Thales’ mishap reminded me of a situation faced by the ACR industry today. We are so intent on ozone depleting and green house gases that we don’t notice positive environmental opportunities closer at hand. For well over a decade now, we have been made aware of the negative impact that the use of certain refrigerants have on the environment. Climate change is the greatest environmental challenge facing the world today and we are right to want to reduce our contribution to the causes. Global warming and rising fuel costs are also demanding a profound change in the way we generate and use energy and it is easy to see why the focus of our mind set has become one of ‘phase-outs’, ‘restrictions’ and ‘reduction’. We and others, view our activities as part of the problem.
However, an alterative view has never been far away. More than a hundred and fifty years ago, our own Lord Kelvin presented to the Glasgow Philosophical Society his idea for a double-piston machine that could both heat and cool air for domestic purposes, in other words a kind of heat pump, essentially the refrigeration cycle used today, and so needs no further introduction here. At the time, there wasn’t an energy shortage and it was not until considerably later that the heating and energy efficiency potential of his work was re-visited. Whereas a boiler releases heat, a heat pump transfers heat; it absorbs it at low temperature and releases it at a higher level.

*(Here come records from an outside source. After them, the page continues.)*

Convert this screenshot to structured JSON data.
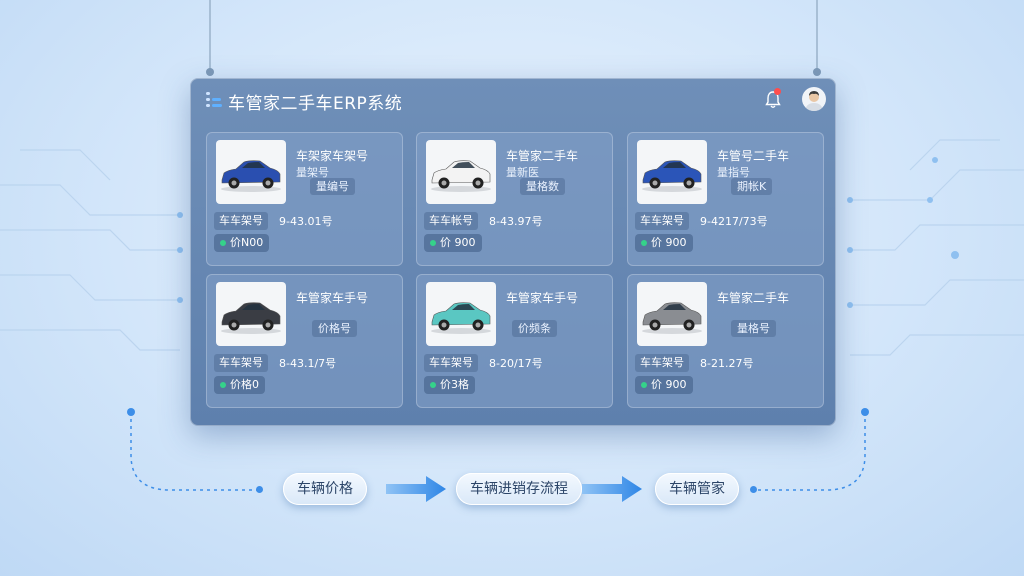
{
  "app": {
    "title": "车管家二手车ERP系统",
    "notification_count": "1"
  },
  "icons": {
    "logo": "list-logo-icon",
    "bell": "bell-icon",
    "avatar": "user-avatar-icon"
  },
  "colors": {
    "window": "#6a8ab4",
    "accent": "#3d8ee8",
    "price_dot": "#35d28a",
    "badge": "#ff4d4d"
  },
  "cars": [
    {
      "title": "车架家车架号",
      "sub": "量架号",
      "pill": "量编号",
      "key": "车车架号",
      "value": "9-43.01号",
      "price": "价N00",
      "color": "#2a4fb0"
    },
    {
      "title": "车管家二手车",
      "sub": "量新医",
      "pill": "量格数",
      "key": "车车帐号",
      "value": "8-43.97号",
      "price": "价 900",
      "color": "#f3f3f3"
    },
    {
      "title": "车管号二手车",
      "sub": "量指号",
      "pill": "期帐K",
      "key": "车车架号",
      "value": "9-4217/73号",
      "price": "价 900",
      "color": "#2b55b8"
    },
    {
      "title": "车管家车手号",
      "sub": "",
      "pill": "价格号",
      "key": "车车架号",
      "value": "8-43.1/7号",
      "price": "价格0",
      "color": "#3a3d44"
    },
    {
      "title": "车管家车手号",
      "sub": "",
      "pill": "价频条",
      "key": "车车架号",
      "value": "8-20/17号",
      "price": "价3格",
      "color": "#5ac7c2"
    },
    {
      "title": "车管家二手车",
      "sub": "",
      "pill": "量格号",
      "key": "车车架号",
      "value": "8-21.27号",
      "price": "价 900",
      "color": "#8a8d92"
    }
  ],
  "flow": [
    {
      "label": "车辆价格"
    },
    {
      "label": "车辆进销存流程"
    },
    {
      "label": "车辆管家"
    }
  ]
}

Fortunately, we don’t have to have Kelvin’s knowledge of thermodynamics to appreciate the advantages of a heat pump although an understanding of energy is helpful. We all have an intuitive feel for what is meant by ‘energy’. However, of all the concepts of physics, it is easier to talk about its manifestations such as heat, and driving energy, e.g., electricity. We know that energy is something that we have to pay for if we want to get something done. If we want to drive to work, we have to pay for the petrol, if we switch on the light we have to pay for the electricity and if we heat the house we may have to pay for the gas, coal or oil that contains energy which is released as heat during combustion in a boiler.The huge advantage that a heat pump has when compared to an ordinary boiler, is that the out put is greater than 1. The amount of efficient usable energy at a higher temperature is great than the amount of driving energy necessary to keep the process going. In other words, a heat pump delivers more than 100% of the equivalent heat input supplied to drive it. In practise they actually typically deliver 400 times the equivalent heat input.

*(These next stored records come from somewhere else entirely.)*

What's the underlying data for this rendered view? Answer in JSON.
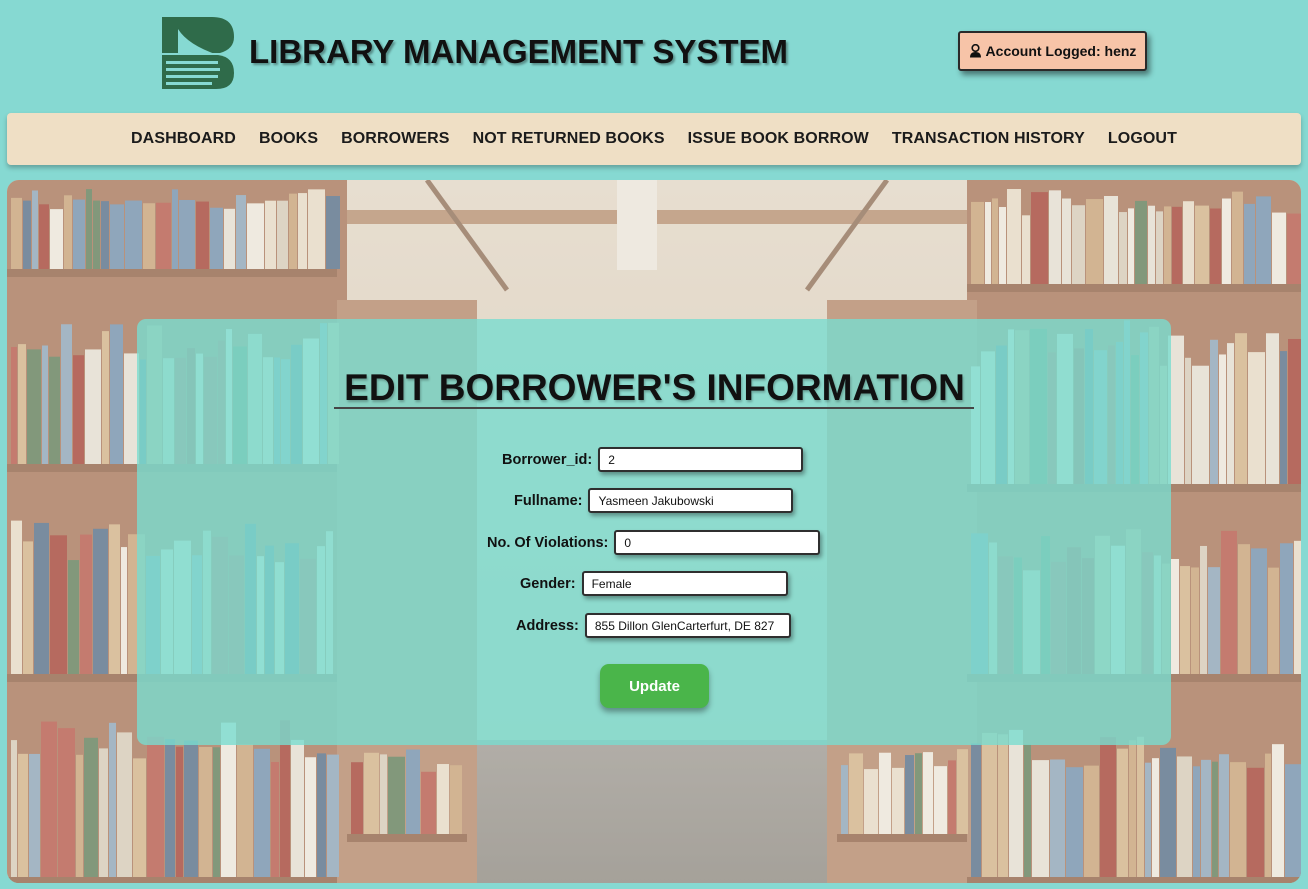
{
  "header": {
    "app_title": "LIBRARY MANAGEMENT SYSTEM",
    "account_text": "Account Logged: henz",
    "logo_icon": "book-logo-icon",
    "account_icon": "user-icon"
  },
  "nav": {
    "items": [
      {
        "label": "DASHBOARD"
      },
      {
        "label": "BOOKS"
      },
      {
        "label": "BORROWERS"
      },
      {
        "label": "NOT RETURNED BOOKS"
      },
      {
        "label": "ISSUE BOOK BORROW"
      },
      {
        "label": "TRANSACTION HISTORY"
      },
      {
        "label": "LOGOUT"
      }
    ]
  },
  "form": {
    "title": "EDIT BORROWER'S INFORMATION",
    "fields": {
      "borrower_id": {
        "label": "Borrower_id:",
        "value": "2"
      },
      "fullname": {
        "label": "Fullname:",
        "value": "Yasmeen Jakubowski"
      },
      "violations": {
        "label": "No. Of Violations:",
        "value": "0"
      },
      "gender": {
        "label": "Gender:",
        "value": "Female"
      },
      "address": {
        "label": "Address:",
        "value": "855 Dillon GlenCarterfurt, DE 827"
      }
    },
    "submit_label": "Update"
  },
  "colors": {
    "page_background": "#86d9d2",
    "nav_background": "#efdfc5",
    "account_badge": "#f7c4a8",
    "panel": "#79dcd0",
    "update_button": "#4ab54a",
    "logo": "#2f6b4a"
  }
}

In environmental and energy terms, the potential attraction of heat pumps doesn’t end there. If a natural refrigerant, such as CO2 is used, and the electricity for the drive motors is from a renewable source, we have a product that makes an even greater reduction in carbon emissions. It makes use of an inexhaustible, freely available heat source to supply more than it consumes. It is tried and tested technology with a system at its heart that it familiar to all of us.

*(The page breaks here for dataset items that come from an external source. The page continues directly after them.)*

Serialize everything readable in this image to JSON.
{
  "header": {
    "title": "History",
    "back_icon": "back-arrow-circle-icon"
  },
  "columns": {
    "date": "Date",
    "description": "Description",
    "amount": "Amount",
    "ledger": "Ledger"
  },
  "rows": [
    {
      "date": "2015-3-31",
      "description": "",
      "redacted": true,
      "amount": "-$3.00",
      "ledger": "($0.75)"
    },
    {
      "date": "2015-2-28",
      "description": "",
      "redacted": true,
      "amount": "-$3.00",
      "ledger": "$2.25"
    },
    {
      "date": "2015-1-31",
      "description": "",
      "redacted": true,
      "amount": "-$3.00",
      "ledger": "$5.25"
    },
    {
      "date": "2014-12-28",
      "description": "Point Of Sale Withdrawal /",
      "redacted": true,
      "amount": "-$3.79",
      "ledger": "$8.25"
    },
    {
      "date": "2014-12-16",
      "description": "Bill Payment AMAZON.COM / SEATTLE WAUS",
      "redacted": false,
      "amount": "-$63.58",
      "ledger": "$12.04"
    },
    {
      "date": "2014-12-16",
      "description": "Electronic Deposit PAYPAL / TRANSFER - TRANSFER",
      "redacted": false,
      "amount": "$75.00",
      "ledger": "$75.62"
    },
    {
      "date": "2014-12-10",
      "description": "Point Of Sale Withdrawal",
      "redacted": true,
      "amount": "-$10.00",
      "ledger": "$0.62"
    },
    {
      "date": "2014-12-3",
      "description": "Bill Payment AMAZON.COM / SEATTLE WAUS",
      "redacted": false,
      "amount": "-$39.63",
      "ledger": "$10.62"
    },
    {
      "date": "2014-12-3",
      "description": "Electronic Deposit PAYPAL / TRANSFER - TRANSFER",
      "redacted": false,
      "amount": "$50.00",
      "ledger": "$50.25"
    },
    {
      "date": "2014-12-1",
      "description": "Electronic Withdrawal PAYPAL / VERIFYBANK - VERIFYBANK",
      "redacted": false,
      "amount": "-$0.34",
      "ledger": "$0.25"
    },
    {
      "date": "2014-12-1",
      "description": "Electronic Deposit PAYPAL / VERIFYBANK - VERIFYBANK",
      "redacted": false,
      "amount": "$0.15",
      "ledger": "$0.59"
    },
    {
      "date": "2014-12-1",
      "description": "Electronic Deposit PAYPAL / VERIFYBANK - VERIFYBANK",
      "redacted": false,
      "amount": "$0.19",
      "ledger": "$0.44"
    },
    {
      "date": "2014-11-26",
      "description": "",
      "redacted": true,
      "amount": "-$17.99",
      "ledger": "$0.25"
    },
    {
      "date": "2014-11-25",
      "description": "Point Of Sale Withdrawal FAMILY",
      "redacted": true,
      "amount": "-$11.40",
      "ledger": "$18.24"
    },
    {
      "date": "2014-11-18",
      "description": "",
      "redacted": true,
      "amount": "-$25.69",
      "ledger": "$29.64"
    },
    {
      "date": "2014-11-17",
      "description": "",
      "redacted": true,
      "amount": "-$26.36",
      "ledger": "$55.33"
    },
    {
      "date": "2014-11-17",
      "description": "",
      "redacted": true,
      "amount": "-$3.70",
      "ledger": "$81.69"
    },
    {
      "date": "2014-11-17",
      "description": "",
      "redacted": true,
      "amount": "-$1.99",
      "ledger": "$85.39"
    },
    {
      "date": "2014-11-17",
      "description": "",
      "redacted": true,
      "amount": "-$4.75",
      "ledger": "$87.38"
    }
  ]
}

Unfortunately, it seems that more consultants, engineers and building owners are aware of the negative aspects of ACR systems than have a thorough knowledge of heat pumps and heat recovery. Sadly, a blinkered approach to heating and cooling is all too common and we need to work to change this focus of the debate. Using the Thales tumble as a metaphor; it may not exactly be that the ACR industry is likely to fall down a well as it is being led there and pushed. Yet, like Thales, perhaps one solution lies literally all around us and in the ground under our feet.